Tips from Denise Kuprionis on Board Governance | Women in the Boardroom


Tips from Denise Kuprionis on Board Governance

Denise Kuprionis is a thought leader with expertise in board governance. She founded The Governance Solutions Group (GSG), a board advisory practice, in 2010. Through her work, she shares the knowledge she has gained from her 25 years in public, private and nonprofit boardrooms.

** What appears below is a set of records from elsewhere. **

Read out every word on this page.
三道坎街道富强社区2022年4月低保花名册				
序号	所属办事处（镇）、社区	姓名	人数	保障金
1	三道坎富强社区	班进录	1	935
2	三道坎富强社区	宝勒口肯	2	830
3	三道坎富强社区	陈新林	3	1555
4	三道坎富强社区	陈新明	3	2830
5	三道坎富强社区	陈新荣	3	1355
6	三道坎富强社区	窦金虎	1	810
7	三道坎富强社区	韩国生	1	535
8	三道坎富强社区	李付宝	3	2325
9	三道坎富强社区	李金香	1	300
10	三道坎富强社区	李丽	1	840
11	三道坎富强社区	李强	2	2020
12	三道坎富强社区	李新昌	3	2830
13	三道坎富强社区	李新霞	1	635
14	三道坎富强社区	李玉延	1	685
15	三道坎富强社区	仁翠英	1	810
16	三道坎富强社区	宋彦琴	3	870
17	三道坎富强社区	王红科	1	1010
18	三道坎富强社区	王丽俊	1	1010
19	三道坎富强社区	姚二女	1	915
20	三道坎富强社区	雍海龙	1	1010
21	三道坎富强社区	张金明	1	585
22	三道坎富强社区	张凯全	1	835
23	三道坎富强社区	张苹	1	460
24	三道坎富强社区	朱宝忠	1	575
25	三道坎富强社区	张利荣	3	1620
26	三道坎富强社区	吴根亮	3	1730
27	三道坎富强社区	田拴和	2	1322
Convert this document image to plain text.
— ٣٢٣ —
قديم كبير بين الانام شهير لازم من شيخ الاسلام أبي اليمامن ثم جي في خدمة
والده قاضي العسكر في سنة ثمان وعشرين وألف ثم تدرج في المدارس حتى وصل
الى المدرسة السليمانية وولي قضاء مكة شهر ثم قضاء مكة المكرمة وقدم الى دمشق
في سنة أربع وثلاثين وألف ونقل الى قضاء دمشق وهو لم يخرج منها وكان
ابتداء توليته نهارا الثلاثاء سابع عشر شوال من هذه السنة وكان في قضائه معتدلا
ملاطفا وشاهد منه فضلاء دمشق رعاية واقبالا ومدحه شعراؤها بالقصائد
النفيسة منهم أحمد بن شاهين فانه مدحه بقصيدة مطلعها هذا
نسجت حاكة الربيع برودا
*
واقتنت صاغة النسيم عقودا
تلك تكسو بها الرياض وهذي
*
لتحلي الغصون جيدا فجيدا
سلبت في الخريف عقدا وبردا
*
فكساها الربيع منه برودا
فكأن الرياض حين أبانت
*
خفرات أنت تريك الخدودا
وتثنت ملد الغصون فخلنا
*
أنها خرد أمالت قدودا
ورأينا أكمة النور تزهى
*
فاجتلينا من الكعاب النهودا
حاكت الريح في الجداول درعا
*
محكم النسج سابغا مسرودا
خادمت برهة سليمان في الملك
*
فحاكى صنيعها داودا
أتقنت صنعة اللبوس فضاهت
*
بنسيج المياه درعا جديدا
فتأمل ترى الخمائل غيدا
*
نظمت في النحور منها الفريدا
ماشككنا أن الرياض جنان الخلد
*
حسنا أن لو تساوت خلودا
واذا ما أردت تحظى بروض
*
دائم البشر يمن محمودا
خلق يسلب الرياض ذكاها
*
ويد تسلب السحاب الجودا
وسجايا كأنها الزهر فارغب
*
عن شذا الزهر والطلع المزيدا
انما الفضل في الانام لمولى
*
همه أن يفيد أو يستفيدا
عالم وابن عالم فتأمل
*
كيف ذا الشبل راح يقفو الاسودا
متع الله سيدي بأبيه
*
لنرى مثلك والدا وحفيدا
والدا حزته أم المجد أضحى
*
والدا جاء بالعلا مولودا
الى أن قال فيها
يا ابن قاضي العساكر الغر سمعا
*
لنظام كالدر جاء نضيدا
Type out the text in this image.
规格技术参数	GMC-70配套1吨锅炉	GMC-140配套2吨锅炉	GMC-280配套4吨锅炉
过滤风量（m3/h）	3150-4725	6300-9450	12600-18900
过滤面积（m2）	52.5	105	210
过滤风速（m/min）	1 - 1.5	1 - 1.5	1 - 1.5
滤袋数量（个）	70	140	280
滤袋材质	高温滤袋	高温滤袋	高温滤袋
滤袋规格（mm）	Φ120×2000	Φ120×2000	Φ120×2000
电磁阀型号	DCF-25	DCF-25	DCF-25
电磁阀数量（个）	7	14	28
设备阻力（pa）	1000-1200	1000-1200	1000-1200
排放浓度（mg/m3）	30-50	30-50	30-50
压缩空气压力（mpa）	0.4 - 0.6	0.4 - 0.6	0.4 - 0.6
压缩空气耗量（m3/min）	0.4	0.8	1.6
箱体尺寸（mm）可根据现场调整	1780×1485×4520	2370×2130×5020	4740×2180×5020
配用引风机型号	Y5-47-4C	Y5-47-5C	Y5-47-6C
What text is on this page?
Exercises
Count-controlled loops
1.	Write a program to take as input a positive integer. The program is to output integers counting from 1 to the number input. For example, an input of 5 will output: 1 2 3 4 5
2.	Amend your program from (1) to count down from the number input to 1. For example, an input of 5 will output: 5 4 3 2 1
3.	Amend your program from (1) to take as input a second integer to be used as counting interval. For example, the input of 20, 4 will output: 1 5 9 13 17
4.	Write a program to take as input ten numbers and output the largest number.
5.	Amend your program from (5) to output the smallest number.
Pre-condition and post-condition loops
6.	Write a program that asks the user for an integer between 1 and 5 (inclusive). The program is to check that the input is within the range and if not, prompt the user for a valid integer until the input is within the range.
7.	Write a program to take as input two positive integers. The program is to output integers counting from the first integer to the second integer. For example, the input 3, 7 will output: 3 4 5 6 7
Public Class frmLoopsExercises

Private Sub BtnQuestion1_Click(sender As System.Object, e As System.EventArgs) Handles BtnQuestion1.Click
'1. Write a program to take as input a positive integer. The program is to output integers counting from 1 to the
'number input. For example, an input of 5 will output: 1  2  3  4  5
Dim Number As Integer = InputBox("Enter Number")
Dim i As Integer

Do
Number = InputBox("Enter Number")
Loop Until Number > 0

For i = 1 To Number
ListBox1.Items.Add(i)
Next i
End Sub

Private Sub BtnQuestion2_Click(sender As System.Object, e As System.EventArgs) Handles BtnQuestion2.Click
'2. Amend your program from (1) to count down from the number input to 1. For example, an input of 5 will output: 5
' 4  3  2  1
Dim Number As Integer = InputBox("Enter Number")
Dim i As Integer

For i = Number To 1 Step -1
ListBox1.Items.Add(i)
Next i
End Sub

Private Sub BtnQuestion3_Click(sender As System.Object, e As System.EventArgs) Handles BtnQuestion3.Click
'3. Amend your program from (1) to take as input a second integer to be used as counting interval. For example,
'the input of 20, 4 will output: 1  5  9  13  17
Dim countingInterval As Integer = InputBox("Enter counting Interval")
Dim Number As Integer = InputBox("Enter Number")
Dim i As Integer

Here are a few of her tips:

Board governance thoughts for these challenging times

  1. Side discussions, e.g. the board chair and finance committee chair; or the CEO and board chair; or two board members, will happen more often.  While these one-off discussions may contribute meaningfully to the board’s oversight role, it’s important to ensure that all directors are in the loop and that key details of these conversations are shared at the next board meeting.
  2. Be prepared in the event too many of your board members become ill and the board does not have a quorum for a meeting.  (Let’s hope that never happens.) If you don’t have an executive committee (many companies don’t these days), you might appoint one and delegate the authority to act on behalf of the full board to this committee in the event that a quorum for a board meeting can’t be achieved due to the pandemic. You might also allow for alternate members of the committee to serve in the place of absent or disqualified members.  The designation of alternates would allow the committee to function and avoid its own quorum issues if one or more of its own members became ill.  Delaware law permits the delegation of almost all of the board’s duties.
  3. What if the CEO becomes ill?  Some companies are opting to voluntarily disclose if a CEO has the virus, I think this is good practice.  And to disclose again when he/she is better.
  4. We’re all doing more telephonic meetings and video conferencing.  Attached is a document I recently posted on Linked-In that shares a few tips on virtual meetings.
  5. Meeting agendas are important, but will be shorter than regularly scheduled meetings.  Focus on key items, don’t try to cover too much at any one virtual meeting.
  6. Don’t forget to take minutes at your virtual meetings, it’s important documentation.  In some cases, the corporate secretary may not be in the meeting so the drafting of the minutes may become a board chair responsibility.  Keep minutes high level, note key points and that there was discussion. Avoid verbatim comments and adjectives.
  7. Ask the CEO, or the board chair, to prepare regular board updates.
  8. For directors, it’s a fine balance between deluging CEOs with advice and questions, and being helpful.  Consider if your comment is best posed in an email, a phone call, or at the next meeting.
  9. It’s easy to add unnecessary comments in emails.  Be careful what you write.